Of course, Browder’s mere refusal to litigate with Karpov – even in the impartial and independent courts of London – is not enough to change the international social opinion that has formed around this history. Nor should one expect any tectonic shifts in the diplomatic configurations that have evolved out of this – after all, recall, did the world undergo a cardinal change when it learned that it was not Russia that attacked Georgia, but the reverse?

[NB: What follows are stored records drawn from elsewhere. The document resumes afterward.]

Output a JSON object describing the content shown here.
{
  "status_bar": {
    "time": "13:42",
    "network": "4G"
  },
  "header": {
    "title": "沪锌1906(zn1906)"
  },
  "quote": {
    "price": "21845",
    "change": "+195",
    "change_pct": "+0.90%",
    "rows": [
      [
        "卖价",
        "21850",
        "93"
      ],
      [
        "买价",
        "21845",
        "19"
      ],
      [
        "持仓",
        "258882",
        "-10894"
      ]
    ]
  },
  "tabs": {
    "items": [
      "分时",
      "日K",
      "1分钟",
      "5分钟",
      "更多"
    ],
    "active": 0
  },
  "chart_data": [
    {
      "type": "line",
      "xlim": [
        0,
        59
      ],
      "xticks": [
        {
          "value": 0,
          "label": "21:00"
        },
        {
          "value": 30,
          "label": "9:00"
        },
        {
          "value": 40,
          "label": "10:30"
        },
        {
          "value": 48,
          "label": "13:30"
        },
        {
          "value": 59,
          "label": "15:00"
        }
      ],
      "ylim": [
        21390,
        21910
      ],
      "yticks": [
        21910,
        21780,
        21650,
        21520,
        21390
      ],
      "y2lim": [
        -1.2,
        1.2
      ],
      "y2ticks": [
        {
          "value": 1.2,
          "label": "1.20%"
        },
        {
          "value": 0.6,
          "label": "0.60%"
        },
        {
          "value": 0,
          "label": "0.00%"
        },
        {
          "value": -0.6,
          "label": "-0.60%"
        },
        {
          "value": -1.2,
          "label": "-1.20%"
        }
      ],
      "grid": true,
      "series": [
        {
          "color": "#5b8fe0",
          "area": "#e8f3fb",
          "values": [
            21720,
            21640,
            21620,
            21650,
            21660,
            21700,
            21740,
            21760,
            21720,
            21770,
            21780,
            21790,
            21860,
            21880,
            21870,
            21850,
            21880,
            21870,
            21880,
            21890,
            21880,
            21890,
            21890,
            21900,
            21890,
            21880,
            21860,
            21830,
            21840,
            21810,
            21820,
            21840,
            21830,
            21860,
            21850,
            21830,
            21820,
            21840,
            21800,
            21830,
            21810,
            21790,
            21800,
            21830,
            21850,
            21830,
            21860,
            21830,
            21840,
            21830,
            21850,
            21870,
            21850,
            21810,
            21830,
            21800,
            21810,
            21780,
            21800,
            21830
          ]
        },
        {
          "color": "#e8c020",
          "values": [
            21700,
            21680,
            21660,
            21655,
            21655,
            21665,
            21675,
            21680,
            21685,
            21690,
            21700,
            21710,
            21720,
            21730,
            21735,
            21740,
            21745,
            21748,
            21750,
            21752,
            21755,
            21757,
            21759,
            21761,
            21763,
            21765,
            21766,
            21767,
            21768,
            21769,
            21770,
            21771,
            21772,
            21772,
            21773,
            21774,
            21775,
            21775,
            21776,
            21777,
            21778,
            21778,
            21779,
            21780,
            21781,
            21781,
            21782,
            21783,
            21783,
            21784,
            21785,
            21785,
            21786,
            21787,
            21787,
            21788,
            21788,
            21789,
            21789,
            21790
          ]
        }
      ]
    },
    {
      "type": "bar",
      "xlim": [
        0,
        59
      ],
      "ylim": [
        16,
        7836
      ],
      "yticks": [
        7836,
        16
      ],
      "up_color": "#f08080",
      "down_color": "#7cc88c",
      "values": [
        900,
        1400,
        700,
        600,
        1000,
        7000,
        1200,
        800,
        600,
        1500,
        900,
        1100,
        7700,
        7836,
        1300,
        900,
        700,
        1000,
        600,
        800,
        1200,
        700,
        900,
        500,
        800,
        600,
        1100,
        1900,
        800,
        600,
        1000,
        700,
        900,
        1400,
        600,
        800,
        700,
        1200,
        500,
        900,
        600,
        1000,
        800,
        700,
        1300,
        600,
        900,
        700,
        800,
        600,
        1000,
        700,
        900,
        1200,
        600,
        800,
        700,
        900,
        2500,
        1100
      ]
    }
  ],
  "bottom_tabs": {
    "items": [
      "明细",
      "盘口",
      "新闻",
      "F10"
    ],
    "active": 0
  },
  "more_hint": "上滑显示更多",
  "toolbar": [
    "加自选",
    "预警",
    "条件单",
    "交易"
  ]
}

Not to mention the Jackson-Vanik Amendment, which was introduced in response to emigration restrictions by the USSR, but remained in force for almost a quarter of a century after the last limitations on leaving the country were lifted.

So we have to bear in mind that even if it turns out that it is not Browder’s version of the Magnitsky Affair that is true, but that of investigator Karpov’s, it would not result in the cancellation of the Magnitsky Act, nor would it lead to the cancellation of the “Anti-Magnitsky Act” [PR: The Dima Yakovlev Law, banning US adoptions of Russian orphans].

However all these new developments may cardinally change the balance of power in our own country. If it somehow turns out that Browder really did slander the investigators and tax inspectors (and I still doubt this) – then first of all, it would hit Alexey Navalny hard, who had invested a lot of his efforts into promoting this story. Second, it would take off the agenda some of the most unpleasant questions that the Kremlin has had to answer – including the question of why it would retry Magnitsky in death?

Which, by the way, does nothing to negate the fact that not a single person has yet been punished for Magnitsky’s death in the detention facility of Matrosskaya Tishina.

The original publicationВторой акт Сергея Магнитского (Максим Кононенко, Известия). 1 February, 2013.